A real wellies-on, sandcastle-making, cobweb-blowing kind of a place. Certainly in the top three of places most North Easterner’s would choose for a their beachside retreat. Unspoilt and appealing


Some Balamory-style pastel-painted terraces line estuary paths and have a real old-fashioned appeal. Fair to say that Seasalt and Boden-wearing types are to be seen popping in and out at the height of summer. A real mix of properties – some quaint cottages, some grand Edwardian and Victorian family homes and some modern blocks that make you wonder at planning laws. Prices reflect the fact that this is a bit of a honeypot – or should that be lobster-pot kind of town.


The bit that makes all the difference. Right on the East Coast main line. A commute to Edinburgh or Newcastle is a one-hour reality. The A1 not that far away either. Otherwise, the ‘big city’ – Alnwick around three miles away.


  • You’re not going to get too excited about the shopping opportunities unless you’re fond of craft and galleries. This is a place with the emphasis on visitors with some time to wander and mooch.
  • The Alnmouth Grocer is local produce heaven. A 3-metre deli counter offers local cheeses, Northumbrian Organic Meat, pates, locally-baked sweet and savoury pies, cakes and puddings as well as Craster Kippers. In the Ice Cream Parlour, “Famous for all kinds of wickedness” you will find an extensive range of local flavours from Doddington Dairy and Beckleberry’s.
  • Galleries and gift shops are plentiful. In summer the Alnmouth Arts Festival is a real draw as the only Art Trail in Northumberland where you can walk easily to every venue to see local artists and craftspeople exhibiting their work.

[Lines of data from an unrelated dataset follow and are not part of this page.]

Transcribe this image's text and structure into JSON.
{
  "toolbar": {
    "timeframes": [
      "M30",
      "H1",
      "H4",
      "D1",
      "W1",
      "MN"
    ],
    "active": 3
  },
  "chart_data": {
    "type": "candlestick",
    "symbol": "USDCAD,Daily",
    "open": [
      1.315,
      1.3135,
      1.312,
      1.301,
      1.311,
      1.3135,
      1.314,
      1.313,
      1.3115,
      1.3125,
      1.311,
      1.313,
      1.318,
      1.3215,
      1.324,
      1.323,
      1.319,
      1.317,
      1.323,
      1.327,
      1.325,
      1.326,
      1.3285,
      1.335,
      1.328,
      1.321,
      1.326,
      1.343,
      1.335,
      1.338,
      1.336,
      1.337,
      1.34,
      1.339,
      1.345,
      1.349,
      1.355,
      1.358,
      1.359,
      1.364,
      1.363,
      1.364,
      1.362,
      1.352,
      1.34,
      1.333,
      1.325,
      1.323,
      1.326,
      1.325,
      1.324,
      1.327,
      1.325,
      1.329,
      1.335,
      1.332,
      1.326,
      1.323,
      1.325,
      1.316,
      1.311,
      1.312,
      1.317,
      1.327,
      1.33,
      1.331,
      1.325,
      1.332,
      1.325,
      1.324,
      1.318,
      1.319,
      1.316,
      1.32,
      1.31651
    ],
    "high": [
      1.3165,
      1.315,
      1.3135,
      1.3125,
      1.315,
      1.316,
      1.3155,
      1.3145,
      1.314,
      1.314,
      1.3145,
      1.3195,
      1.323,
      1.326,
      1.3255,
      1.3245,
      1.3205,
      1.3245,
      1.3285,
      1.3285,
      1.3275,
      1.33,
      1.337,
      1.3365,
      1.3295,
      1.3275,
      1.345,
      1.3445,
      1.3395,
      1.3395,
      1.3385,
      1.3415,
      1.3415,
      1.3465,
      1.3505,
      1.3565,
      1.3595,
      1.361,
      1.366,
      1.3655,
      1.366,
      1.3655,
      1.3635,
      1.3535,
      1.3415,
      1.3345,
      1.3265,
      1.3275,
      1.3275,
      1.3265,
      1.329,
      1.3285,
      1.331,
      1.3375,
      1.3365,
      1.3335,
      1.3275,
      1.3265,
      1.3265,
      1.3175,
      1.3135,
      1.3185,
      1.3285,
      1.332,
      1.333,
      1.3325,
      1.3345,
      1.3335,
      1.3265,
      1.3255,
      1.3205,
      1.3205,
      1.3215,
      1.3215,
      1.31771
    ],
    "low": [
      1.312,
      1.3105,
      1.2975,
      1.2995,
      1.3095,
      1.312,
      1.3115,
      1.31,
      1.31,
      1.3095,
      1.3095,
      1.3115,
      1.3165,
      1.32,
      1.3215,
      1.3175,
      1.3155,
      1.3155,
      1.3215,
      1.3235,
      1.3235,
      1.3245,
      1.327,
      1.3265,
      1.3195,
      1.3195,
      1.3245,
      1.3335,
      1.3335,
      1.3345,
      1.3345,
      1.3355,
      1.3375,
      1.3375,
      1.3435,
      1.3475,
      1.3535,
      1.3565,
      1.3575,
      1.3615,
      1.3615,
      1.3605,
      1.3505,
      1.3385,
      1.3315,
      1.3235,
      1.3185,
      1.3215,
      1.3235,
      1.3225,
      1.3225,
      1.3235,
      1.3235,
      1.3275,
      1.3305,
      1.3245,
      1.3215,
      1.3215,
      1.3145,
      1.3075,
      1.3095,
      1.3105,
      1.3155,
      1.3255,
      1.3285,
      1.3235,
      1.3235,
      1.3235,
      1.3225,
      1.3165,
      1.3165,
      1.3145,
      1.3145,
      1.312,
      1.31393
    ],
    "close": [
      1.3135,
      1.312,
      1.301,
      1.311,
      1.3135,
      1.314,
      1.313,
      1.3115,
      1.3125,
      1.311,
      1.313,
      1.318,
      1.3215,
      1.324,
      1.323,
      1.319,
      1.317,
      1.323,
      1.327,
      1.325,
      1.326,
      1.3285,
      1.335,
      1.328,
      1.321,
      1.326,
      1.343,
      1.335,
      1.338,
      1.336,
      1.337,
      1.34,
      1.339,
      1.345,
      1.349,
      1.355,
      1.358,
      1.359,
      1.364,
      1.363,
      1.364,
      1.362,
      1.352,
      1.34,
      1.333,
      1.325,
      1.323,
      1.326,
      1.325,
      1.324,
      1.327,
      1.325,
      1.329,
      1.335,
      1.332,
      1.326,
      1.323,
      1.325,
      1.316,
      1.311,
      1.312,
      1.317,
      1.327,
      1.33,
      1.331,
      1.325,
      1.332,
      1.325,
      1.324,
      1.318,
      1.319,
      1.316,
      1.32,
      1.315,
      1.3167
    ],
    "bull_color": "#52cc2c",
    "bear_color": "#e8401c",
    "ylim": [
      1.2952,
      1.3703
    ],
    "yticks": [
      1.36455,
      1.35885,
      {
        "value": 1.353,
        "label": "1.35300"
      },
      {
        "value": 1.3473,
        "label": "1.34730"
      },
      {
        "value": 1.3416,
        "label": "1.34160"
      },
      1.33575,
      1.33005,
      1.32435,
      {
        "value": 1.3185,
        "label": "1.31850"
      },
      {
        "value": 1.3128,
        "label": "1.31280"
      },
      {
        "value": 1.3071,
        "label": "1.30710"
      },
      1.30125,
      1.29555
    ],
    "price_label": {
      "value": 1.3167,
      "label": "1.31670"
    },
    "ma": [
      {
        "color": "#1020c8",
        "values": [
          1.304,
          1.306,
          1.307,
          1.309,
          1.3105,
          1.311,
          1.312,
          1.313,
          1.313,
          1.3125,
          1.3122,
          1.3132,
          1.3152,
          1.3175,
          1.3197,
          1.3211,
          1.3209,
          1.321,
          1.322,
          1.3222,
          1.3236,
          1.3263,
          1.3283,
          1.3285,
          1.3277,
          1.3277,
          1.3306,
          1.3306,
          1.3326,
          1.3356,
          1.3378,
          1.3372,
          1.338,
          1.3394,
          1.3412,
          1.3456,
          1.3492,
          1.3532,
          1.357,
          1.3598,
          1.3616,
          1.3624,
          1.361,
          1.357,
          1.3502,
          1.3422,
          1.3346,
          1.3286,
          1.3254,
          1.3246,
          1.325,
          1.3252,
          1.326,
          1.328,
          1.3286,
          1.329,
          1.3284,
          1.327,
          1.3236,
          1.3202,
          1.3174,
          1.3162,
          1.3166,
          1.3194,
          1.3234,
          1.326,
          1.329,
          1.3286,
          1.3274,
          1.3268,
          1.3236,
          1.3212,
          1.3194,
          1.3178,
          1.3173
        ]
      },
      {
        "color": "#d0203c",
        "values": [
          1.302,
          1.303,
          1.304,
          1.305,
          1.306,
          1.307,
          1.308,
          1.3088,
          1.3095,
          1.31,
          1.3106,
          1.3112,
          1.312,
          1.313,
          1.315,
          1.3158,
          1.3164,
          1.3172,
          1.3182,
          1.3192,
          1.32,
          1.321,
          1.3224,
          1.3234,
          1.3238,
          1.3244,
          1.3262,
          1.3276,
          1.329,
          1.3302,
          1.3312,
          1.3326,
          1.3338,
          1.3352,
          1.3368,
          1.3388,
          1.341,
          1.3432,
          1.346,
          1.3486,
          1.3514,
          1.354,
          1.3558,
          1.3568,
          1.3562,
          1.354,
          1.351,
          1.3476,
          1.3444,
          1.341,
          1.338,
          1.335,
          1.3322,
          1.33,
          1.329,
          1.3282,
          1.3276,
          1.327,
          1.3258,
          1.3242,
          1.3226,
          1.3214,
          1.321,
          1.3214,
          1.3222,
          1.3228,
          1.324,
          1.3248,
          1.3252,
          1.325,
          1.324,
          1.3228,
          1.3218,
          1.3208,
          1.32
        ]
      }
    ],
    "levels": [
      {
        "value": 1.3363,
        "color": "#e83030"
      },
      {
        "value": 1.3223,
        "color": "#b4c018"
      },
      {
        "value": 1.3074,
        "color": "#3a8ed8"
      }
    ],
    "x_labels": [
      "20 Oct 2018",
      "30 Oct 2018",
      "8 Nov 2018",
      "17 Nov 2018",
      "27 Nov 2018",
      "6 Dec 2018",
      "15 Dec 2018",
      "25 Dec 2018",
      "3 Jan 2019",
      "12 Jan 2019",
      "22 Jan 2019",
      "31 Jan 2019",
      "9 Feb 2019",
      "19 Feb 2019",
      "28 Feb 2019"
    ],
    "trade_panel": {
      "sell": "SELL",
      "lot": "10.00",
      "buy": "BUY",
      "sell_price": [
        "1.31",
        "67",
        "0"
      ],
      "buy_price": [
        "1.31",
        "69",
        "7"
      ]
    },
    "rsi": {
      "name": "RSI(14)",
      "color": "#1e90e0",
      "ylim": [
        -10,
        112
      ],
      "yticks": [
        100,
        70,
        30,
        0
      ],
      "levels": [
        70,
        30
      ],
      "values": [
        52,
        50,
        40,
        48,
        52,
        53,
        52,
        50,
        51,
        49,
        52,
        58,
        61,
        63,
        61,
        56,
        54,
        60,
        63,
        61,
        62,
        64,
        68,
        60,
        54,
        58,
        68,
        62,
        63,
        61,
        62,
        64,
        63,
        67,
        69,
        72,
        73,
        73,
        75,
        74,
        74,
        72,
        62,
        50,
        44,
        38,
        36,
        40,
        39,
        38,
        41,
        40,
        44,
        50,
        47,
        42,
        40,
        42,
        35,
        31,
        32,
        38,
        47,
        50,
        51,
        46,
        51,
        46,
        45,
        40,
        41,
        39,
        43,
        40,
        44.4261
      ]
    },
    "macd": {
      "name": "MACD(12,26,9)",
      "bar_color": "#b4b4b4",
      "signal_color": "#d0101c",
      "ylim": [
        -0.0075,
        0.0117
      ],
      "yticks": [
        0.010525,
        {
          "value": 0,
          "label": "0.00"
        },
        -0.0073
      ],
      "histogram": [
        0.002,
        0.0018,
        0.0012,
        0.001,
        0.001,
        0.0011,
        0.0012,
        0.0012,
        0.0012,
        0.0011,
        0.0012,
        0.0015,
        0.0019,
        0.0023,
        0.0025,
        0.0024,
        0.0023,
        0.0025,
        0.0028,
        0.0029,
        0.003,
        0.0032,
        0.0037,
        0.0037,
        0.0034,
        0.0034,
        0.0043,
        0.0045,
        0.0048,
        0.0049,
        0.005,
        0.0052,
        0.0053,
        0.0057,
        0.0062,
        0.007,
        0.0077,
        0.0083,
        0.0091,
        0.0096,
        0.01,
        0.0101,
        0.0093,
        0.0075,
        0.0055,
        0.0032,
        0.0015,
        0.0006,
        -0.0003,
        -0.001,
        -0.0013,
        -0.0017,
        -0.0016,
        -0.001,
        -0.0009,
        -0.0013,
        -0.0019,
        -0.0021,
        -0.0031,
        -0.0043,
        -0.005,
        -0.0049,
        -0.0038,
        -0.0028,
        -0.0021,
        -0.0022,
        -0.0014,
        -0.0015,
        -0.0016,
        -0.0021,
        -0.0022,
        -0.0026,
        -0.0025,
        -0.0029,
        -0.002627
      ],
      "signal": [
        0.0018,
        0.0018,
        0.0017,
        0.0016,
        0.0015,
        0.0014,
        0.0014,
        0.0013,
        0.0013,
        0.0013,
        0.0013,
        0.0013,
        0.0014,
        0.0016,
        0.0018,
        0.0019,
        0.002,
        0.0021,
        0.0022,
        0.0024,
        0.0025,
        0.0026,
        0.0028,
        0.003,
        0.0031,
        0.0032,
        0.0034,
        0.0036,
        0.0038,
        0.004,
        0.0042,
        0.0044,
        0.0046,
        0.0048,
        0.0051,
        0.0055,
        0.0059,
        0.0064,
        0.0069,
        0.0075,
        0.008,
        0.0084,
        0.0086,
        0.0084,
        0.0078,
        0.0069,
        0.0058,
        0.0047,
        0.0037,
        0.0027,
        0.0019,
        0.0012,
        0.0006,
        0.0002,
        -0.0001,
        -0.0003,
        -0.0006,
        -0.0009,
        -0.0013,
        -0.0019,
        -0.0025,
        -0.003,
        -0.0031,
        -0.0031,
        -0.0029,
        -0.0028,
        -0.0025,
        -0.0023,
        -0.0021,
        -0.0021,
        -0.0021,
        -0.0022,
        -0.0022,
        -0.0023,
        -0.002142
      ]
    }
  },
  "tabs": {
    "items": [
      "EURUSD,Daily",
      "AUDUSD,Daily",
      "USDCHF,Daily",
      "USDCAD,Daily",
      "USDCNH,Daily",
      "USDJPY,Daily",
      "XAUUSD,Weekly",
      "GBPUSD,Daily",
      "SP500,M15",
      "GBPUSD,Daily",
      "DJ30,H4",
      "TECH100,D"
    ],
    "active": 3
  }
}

  • But you do come for the walking. Brilliant beach walks that really promise to blow away the cobwebs. Really remote and dune-y, the skies and sea offer an ever-changing and never-repeated view. It is a place of big weather, big views and the opportunity for solitude or social walking.
  • Walk to the cross at the site of the original Saxon church of Alnmouth, built on this hill around 680. The hill was cut off from its village in 1806, by which time the church was already falling into disrepair.
  • If you like to do your walking with a tee in sight, two golf courses are available in Alnmouth; the original golf course, which had 18 holes, was formed in 1869. The course was designed and created by famous golf professional Mungo Park, making it the second oldest course in England. At a later date it was split into two courses, Alnmouth Village Golf Club, a nine-hole course adjacent to the beach and Alnmouth Golf Club, a challenging 18-hole course with panoramic views, located at nearby Foxton Hall. This links course has one hill and an outstanding view from the 7th hole.


  • Locals speak highly of the Red Lion, The place to try out steak and local ale pie, Northumberland estate venison sausage or a hearty Northumbrian beef sirloin steak. An outside seating area with great views too.
  • Plenty of stop-offs for afternoon tea and a scone and a little further afield, Blackmore’s and the Tree House in Alnwick or the very popular Ship at Low Newton with great seafood and home-brews.
  • Craster is just a few miles away with the must-try Robson smokery for arguably the best kippers in the North, sweet-juicy and flavour-packed.